Timeline: Approximately 6 months
Outcome: Determine feasibility of AAV9 vectors for potential therapeutic use based on cellular responses.
Purpose: Assess the therapeutic potential of AAV9-SPAST vectors in improving motor function and neurological symptoms in an animal model of SPG4.
Experimental Design: SPG4 rat models deficient in spastin will receive AAV9 vectors to deliver normal SPAST genes. Motor function and disease progression will be monitored to evaluate therapeutic efficacy.

Timeline: Initial assessment at 6 weeks of age; further assessment at 8 months or humane endpoint
Outcome: Provide preclinical evidence supporting advancement to further animal studies or clinical trials.
Purpose: Collect essential preclinical data and establish protocols necessary for future clinical trials of AAV9-SPAST gene therapy in SPG4 patients.
Study Design: Document disease progression in SPG4 patients, establish a biobank for research samples, and develop a comprehensive clinical trial protocol.

Timeline: Ongoing with specific milestones, including longitudinal data collection over 12 months
Objective: Lay groundwork for transitioning AAV9-SPAST gene therapy from preclinical research to clinical application.
Purpose: Evaluate the efficacy of AAV9-SPAST vectors in correcting spastin deficiency in neurons derived from SPG4 patients.
Experimental Design: Patient-derived neurons will be exposed to AAV9 vectors to assess gene delivery efficiency, spastin expression levels, and functional restoration.

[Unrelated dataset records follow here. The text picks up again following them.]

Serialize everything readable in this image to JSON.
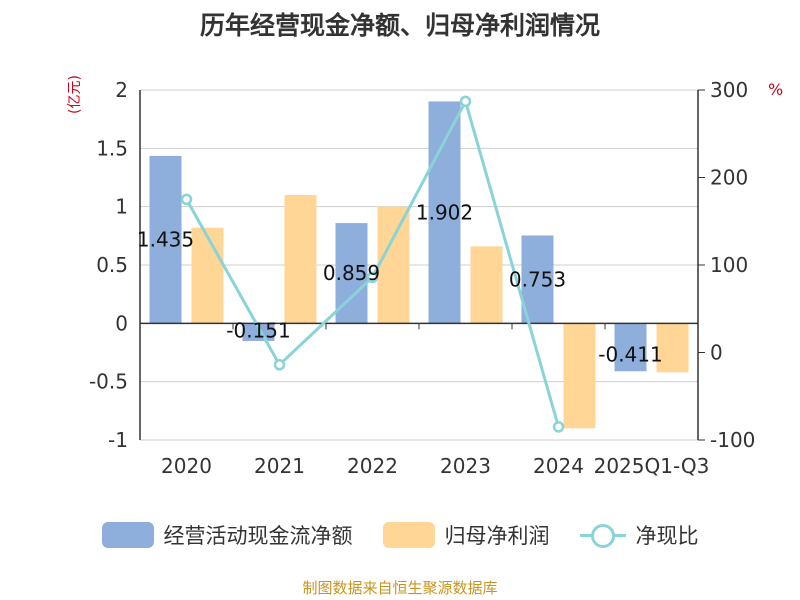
{
  "chart_data": {
    "type": "bar",
    "title": "历年经营现金净额、归母净利润情况",
    "categories": [
      "2020",
      "2021",
      "2022",
      "2023",
      "2024",
      "2025Q1-Q3"
    ],
    "y_left_unit": "(亿元)",
    "y_right_unit": "%",
    "y_left_range": [
      -1,
      2
    ],
    "y_left_ticks": [
      "2",
      "1.5",
      "1",
      "0.5",
      "0",
      "-0.5",
      "-1"
    ],
    "y_right_range": [
      -100,
      300
    ],
    "y_right_ticks": [
      "300",
      "200",
      "100",
      "0",
      "-100"
    ],
    "series": [
      {
        "name": "经营活动现金流净额",
        "color": "#8eaedb",
        "axis": "left",
        "type": "bar",
        "values": [
          1.435,
          -0.151,
          0.859,
          1.902,
          0.753,
          -0.411
        ],
        "labels": [
          "1.435",
          "-0.151",
          "0.859",
          "1.902",
          "0.753",
          "-0.411"
        ]
      },
      {
        "name": "归母净利润",
        "color": "#ffd696",
        "axis": "left",
        "type": "bar",
        "values": [
          0.82,
          1.1,
          1.0,
          0.66,
          -0.9,
          -0.42
        ]
      },
      {
        "name": "净现比",
        "color": "#8ad3d8",
        "axis": "right",
        "type": "line",
        "values": [
          175,
          -14,
          86,
          287,
          -85,
          null
        ]
      }
    ],
    "grid": true,
    "legend_position": "bottom"
  },
  "footer": "制图数据来自恒生聚源数据库"
}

Timeline: Dependent on completion of related experiments
Outcome: Determine suitability of AAV9 vectors for treating neuronal cells affected by SPG4.
Purpose: Investigate the therapeutic potential of AAV9-SPAST vectors in a mouse model of SPG4.
Experimental Design: SPG4 mice lacking functional spastin will receive AAV9 vectors to evaluate effects on disease progression, motor function, and neurological symptoms.

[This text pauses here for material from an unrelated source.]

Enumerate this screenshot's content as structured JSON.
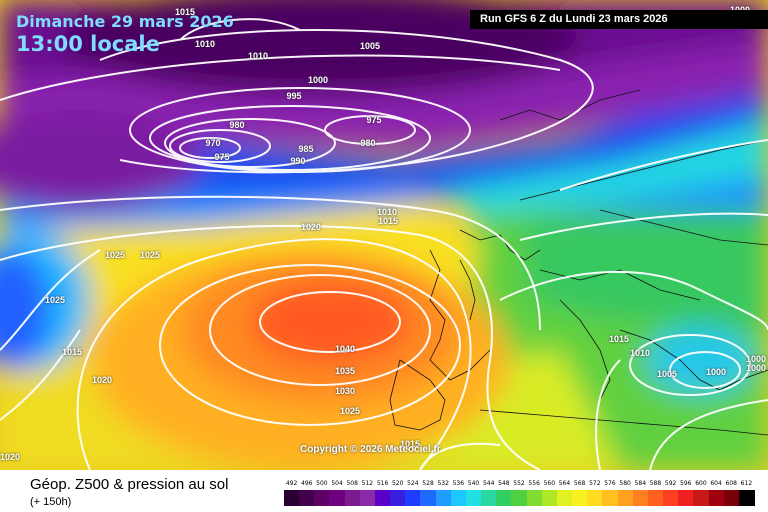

Timeline: Work ongoing with specific tasks, such as behavioral and histological analyses
Outcome: Assess feasibility of AAV9 gene therapy in a mouse model as a precursor to human trials.
Purpose: Evaluate effectiveness of AAV9-SPAST vectors in correcting disease symptoms in a specific SPG4 mouse model with gain-of-function mutations.
Experimental Design: Mice expressing mutant spastin genes will be treated with AAV9 vectors to study gene knockdown and replacement effects on disease phenotype.

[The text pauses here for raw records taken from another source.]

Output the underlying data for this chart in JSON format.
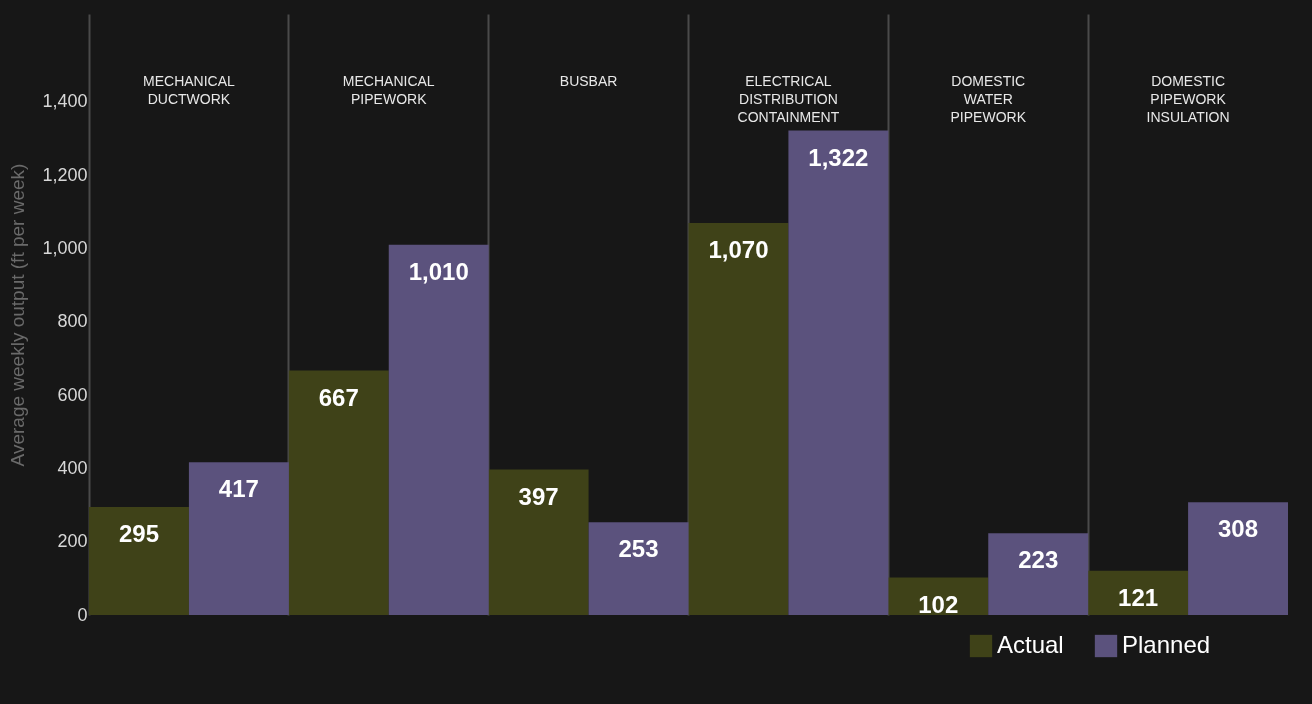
{
  "chart_data": {
    "type": "bar",
    "ylabel": "Average weekly output (ft per week)",
    "categories": [
      "MECHANICAL DUCTWORK",
      "MECHANICAL PIPEWORK",
      "BUSBAR",
      "ELECTRICAL DISTRIBUTION CONTAINMENT",
      "DOMESTIC WATER PIPEWORK",
      "DOMESTIC PIPEWORK INSULATION"
    ],
    "series": [
      {
        "name": "Actual",
        "color": "#3f4218",
        "values": [
          295,
          667,
          397,
          1070,
          102,
          121
        ],
        "value_labels": [
          "295",
          "667",
          "397",
          "1,070",
          "102",
          "121"
        ]
      },
      {
        "name": "Planned",
        "color": "#5b527d",
        "values": [
          417,
          1010,
          253,
          1322,
          223,
          308
        ],
        "value_labels": [
          "417",
          "1,010",
          "253",
          "1,322",
          "223",
          "308"
        ]
      }
    ],
    "ylim": [
      0,
      1640
    ],
    "yticks": [
      0,
      200,
      400,
      600,
      800,
      {
        "value": 1000,
        "label": "1,000"
      },
      {
        "value": 1200,
        "label": "1,200"
      },
      {
        "value": 1400,
        "label": "1,400"
      }
    ],
    "grid": "x",
    "legend": "bottom right"
  }
}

Timeline: Assessments at 3 months and 9 months or humane endpoint
Outcome: Assess therapeutic potential and optimize dosing strategies for AAV9-SPAST gene therapy.
Purpose: Test the efficacy of AAV9-SPAST gene therapy in a large animal model of SPG4 to assess potential treatments for human application.
Experimental Design: Calves with SPG4 mutations will receive AAV9 vectors to evaluate effects on disease symptoms and survival.

Timeline: Expected generation of affected homozygous animals in Spring 2025 for testing
Outcome: Determine translational potential of AAV9-SPAST gene therapy in larger animals before human clinical trials.